August 2, 2013

Tepid Job Growth Spreading to Developing Economies

As U.S. jobs outlook remains lukewarm, The Economist reports emerging market fever is cooling

Joblessness is coming down, albeit slowly in the U.S. (Photo: AP) Joblessness is coming down, albeit slowly in the U.S. (Photo: AP)

The unemployment rate fell slightly in July to 7.4%, as the U.S. economy added 162,000 jobs. The number was short of the 184,000 jobs economists had predicted and far below the 202,000 average monthly gain for the first half of 2013.  

The Labor Department also reduced its previous employment figures for May and June.

However, while the United States and much of the developed world continue to struggle with stagnant GDP and job growth, The Economist reported last week a similar picture is beginning to show up in emerging economies.

“This year will be the first in which emerging markets account for more than half of world GDP on the basis of purchasing power, according to the International Monetary Fund,” the periodical optimistically begins. “In 1990, they accounted for less than a third of a much smaller total.”

From 2003 to 2011, it notes, the share of world output provided by the emerging economies grew at more than a percentage point a year.
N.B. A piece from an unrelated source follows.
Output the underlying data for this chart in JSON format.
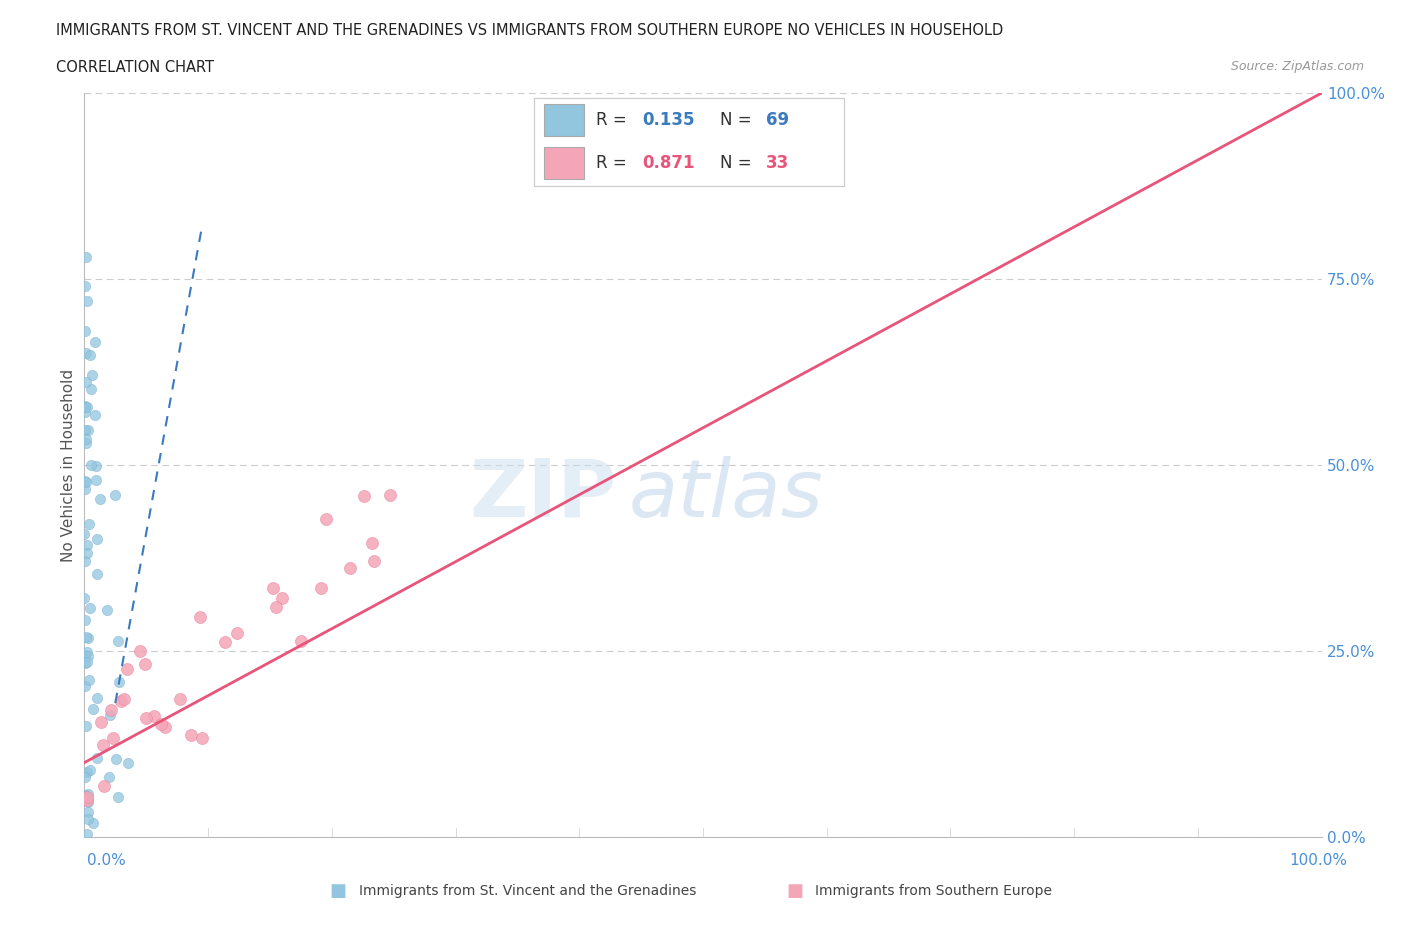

The remarkably rapid growth the world has seen in these two decades marks the biggest economic transformation in modern history, and violating Sir John Templeton’s famous axiom, the magazine claims it will likely “never be seen again.”

Citing a recent study by Arvind Subramanian and Martin Kessler of the Washington-based think tank Peterson Institute, it adds that from 1960 to the late 1990s just 30% of countries in the developing world for which figures are available managed to increase their output per person faster than America did, thus achieving what is called “catch-up growth.”

“That catching up was somewhat lackadaisical: the gap closed at just 1.5% a year. From the late 1990s, however, the tables were turned. The researchers found 73% of developing countries managing to outpace America, and doing so on average by 3.3% a year. Some of this was due to slower growth in America; most was not.”

Now, however, while the shift to emerging markets will continue, its most “tumultuous phase seems to have more or less reached its end,” the magazine argues. “Growth rates in all the BRICs have dropped. The nature of their growth is in the process of changing, too, and its new mode will have fewer direct effects on the rest of the world. The likelihood of growth in other emerging economies having an effect in the near future comparable to that of the BRICs in the recent past is low; they do not have the potential for catch-up the BRICs had in the 1990s and 2000s.”

And, it adds, the BRICs’ growth has changed “the rest of the world economy in ways that will dampen the disruptive effects of any similar surge in the future. The emerging giants will grow larger, and their ranks will swell; but their tread will no longer shake the Earth as once it did.”

While developing economies still create “hundreds of millions of new workers in coming years,” the numbers will be tempered by aging demographics in many countries, specifically China.

“India, with more favorable demographics, is struggling to create enough employment; it added no net new jobs in 2004-2005 and 2009-2010,” it concludes, citing a recent survey. “Big demographic booms are brewing elsewhere: Nigeria, for example, may be more populous than America in less than 40 years. But such growth will have its peak impact only decades from now.”